Pois bem. Atualmente, são 03 (três) as propostas que despertam atenção no cenário nacional, cujos objetivos comuns são: (i) a simplificação, eficiência e estabilidade jurídica a partir da unificação de tributos; (ii) a eliminação de regimes especiais, mediante tributação do valor agregado; (iii) e a concentração da tributação sobre o consumo.

Nesta oportunidade trataremos de aportar os principais aspectos dos Projetos de Emenda Constitucional de nºs 45 e 110, propostos no âmbito da Câmara dos Deputados e do Senado, respectivamente; não deixando de destacar aos leitores que os contornos do Projeto de Lei nº 3.887/2020, proposto pelo Governo Federal, já foram objeto de detida análise em momento anterior: (link).

1. PEC nº 45

A PEC 45 é a mais avançada em termos de discussão, atualmente. Ela prevê a criação do Imposto sobre Bens e Serviços (IBS), dotado das características próprias do Imposto sobre Valor Acrescentado (IVA) (“VAT rate”, em inglês) – modelo adotado por numerosos países, em especial aqueles integrantes da União Europeia.

Isso se explica a partir da principal característica deste último: a sua neutralidade, tão própria de um imposto não-cumulativo – cobrado em todas as etapas do processo de produção e comercialização, garantindo em cada etapa o crédito correspondente ao imposto pago na etapa anterior.
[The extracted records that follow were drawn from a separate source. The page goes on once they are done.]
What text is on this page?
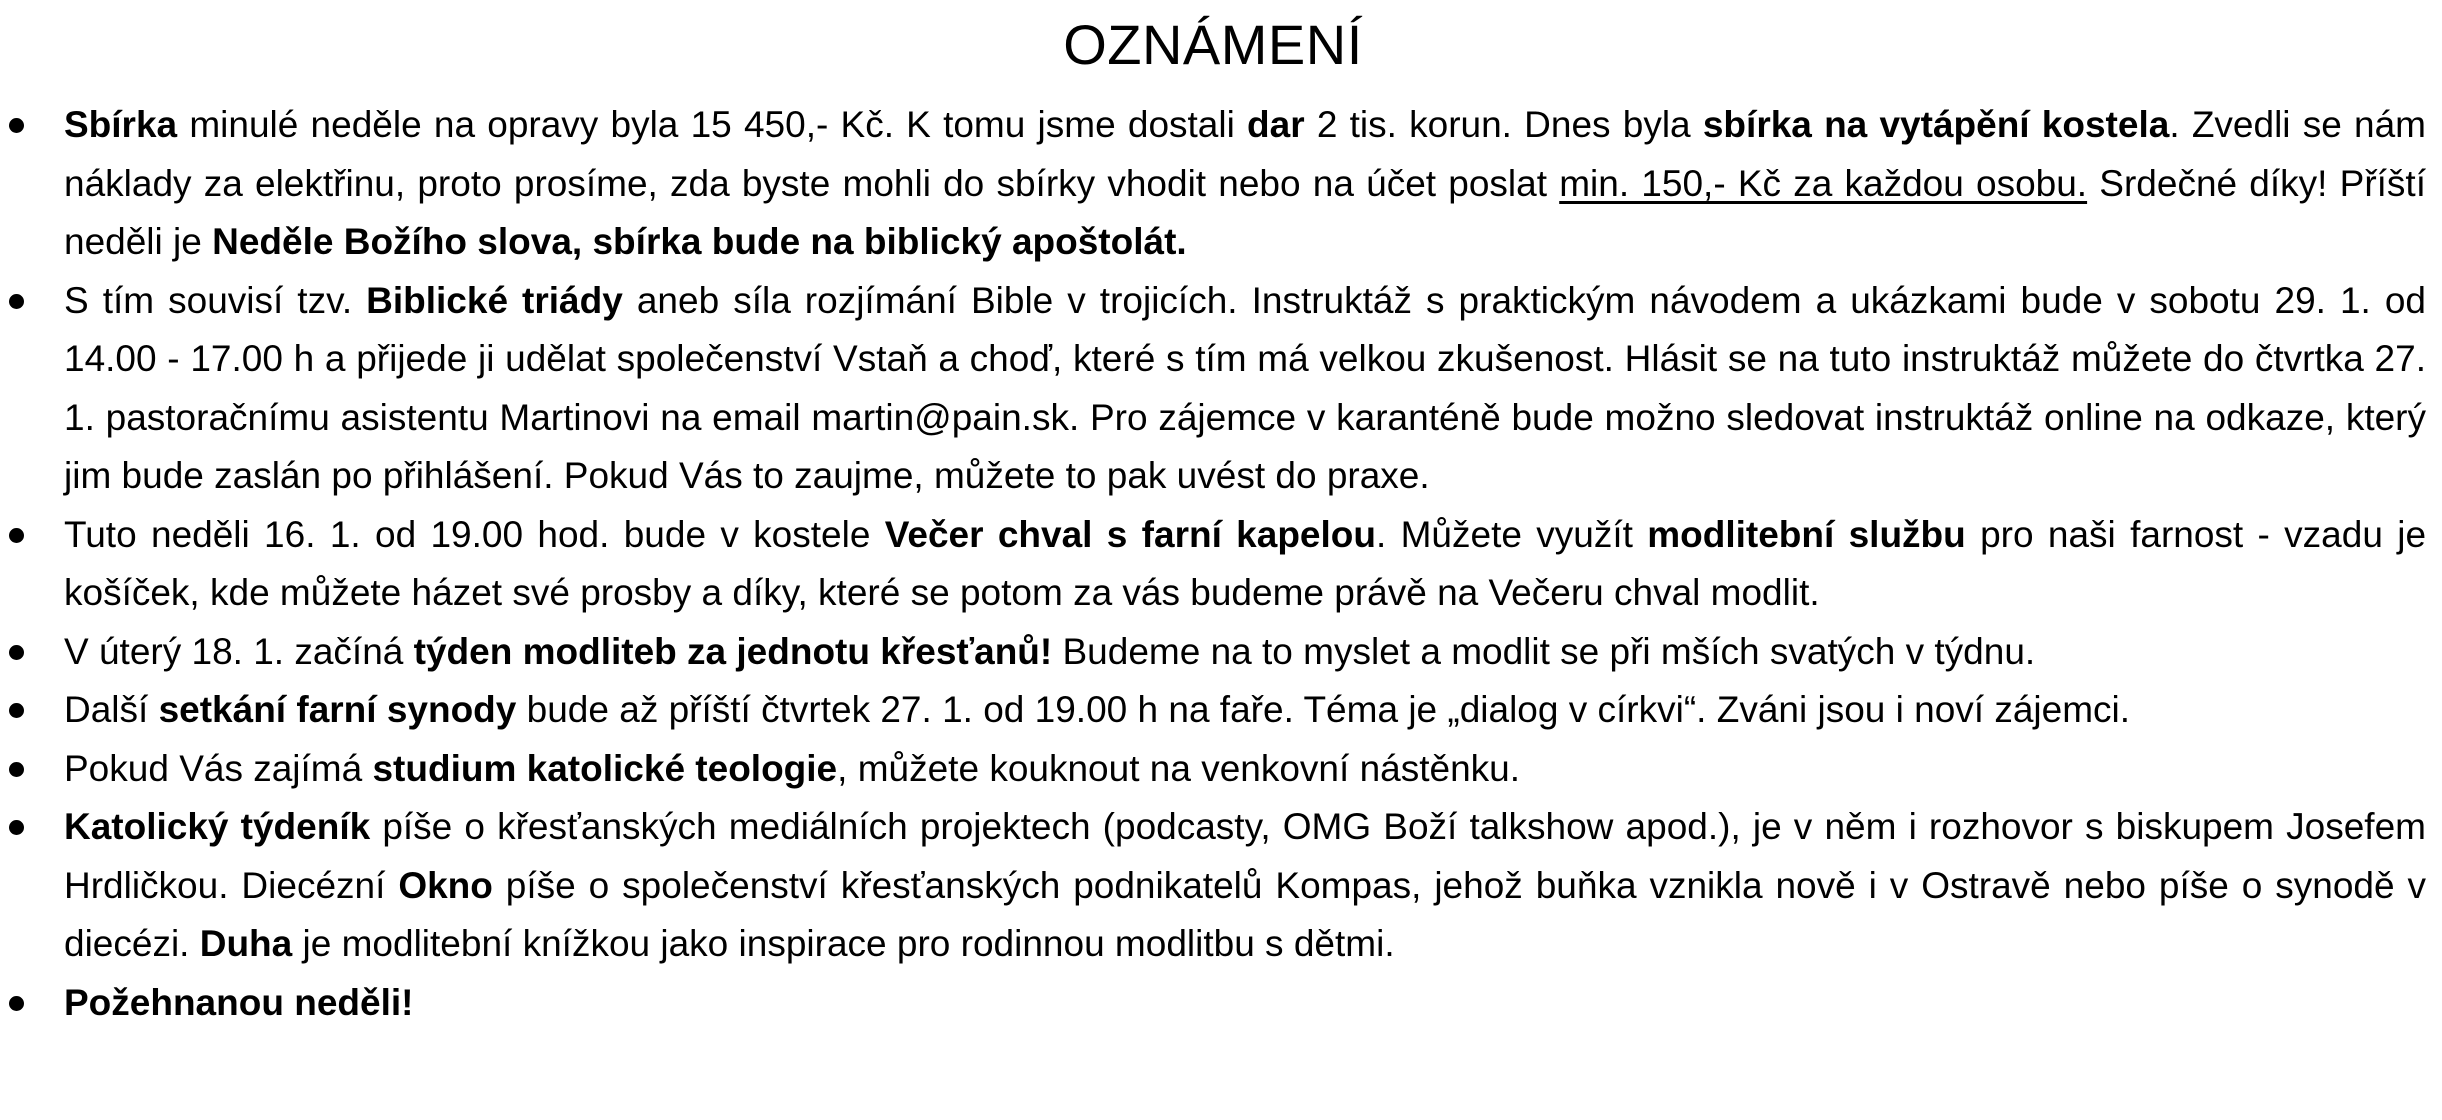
OZNÁMENÍ
Sbírka minulé neděle na opravy byla 15 450,- Kč. K tomu jsme dostali dar 2 tis. korun. Dnes byla sbírka na vytápění kostela. Zvedli se nám náklady za elektřinu, proto prosíme, zda byste mohli do sbírky vhodit nebo na účet poslat min. 150,- Kč za každou osobu. Srdečné díky! Příští neděli je Neděle Božího slova, sbírka bude na biblický apoštolát.
S tím souvisí tzv. Biblické triády aneb síla rozjímání Bible v trojicích. Instruktáž s praktickým návodem a ukázkami bude v sobotu 29. 1. od 14.00 - 17.00 h a přijede ji udělat společenství Vstaň a choď, které s tím má velkou zkušenost. Hlásit se na tuto instruktáž můžete do čtvrtka 27. 1. pastoračnímu asistentu Martinovi na email martin@pain.sk. Pro zájemce v karanténě bude možno sledovat instruktáž online na odkaze, který jim bude zaslán po přihlášení. Pokud Vás to zaujme, můžete to pak uvést do praxe.
Tuto neděli 16. 1. od 19.00 hod. bude v kostele Večer chval s farní kapelou. Můžete využít modlitební službu pro naši farnost - vzadu je košíček, kde můžete házet své prosby a díky, které se potom za vás budeme právě na Večeru chval modlit.
V úterý 18. 1. začíná týden modliteb za jednotu křesťanů! Budeme na to myslet a modlit se při mších svatých v týdnu.
Další setkání farní synody bude až příští čtvrtek 27. 1. od 19.00 h na faře. Téma je „dialog v církvi“. Zváni jsou i noví zájemci.
Pokud Vás zajímá studium katolické teologie, můžete kouknout na venkovní nástěnku.
Katolický týdeník píše o křesťanských mediálních projektech (podcasty, OMG Boží talkshow apod.), je v něm i rozhovor s biskupem Josefem Hrdličkou. Diecézní Okno píše o společenství křesťanských podnikatelů Kompas, jehož buňka vznikla nově i v Ostravě nebo píše o synodě v diecézi. Duha je modlitební knížkou jako inspirace pro rodinnou modlitbu s dětmi.
Požehnanou neděli!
1.1 Aspectos da regra-matriz de incidência tributária

O IBS viria em substituição aos cinco tributos atualmente incidentes sobre bens e serviços: PIS, COFINS, IPI, ICMS e ISS; sendo sua receita partilhada entre União, Estados, Municípios e Distrito Federal. Esta proposta ainda seria complementada por um modelo seletivo, incidente sobre bens e serviços geradores de externalidades negativas, como fumo e bebidas alcoólicas.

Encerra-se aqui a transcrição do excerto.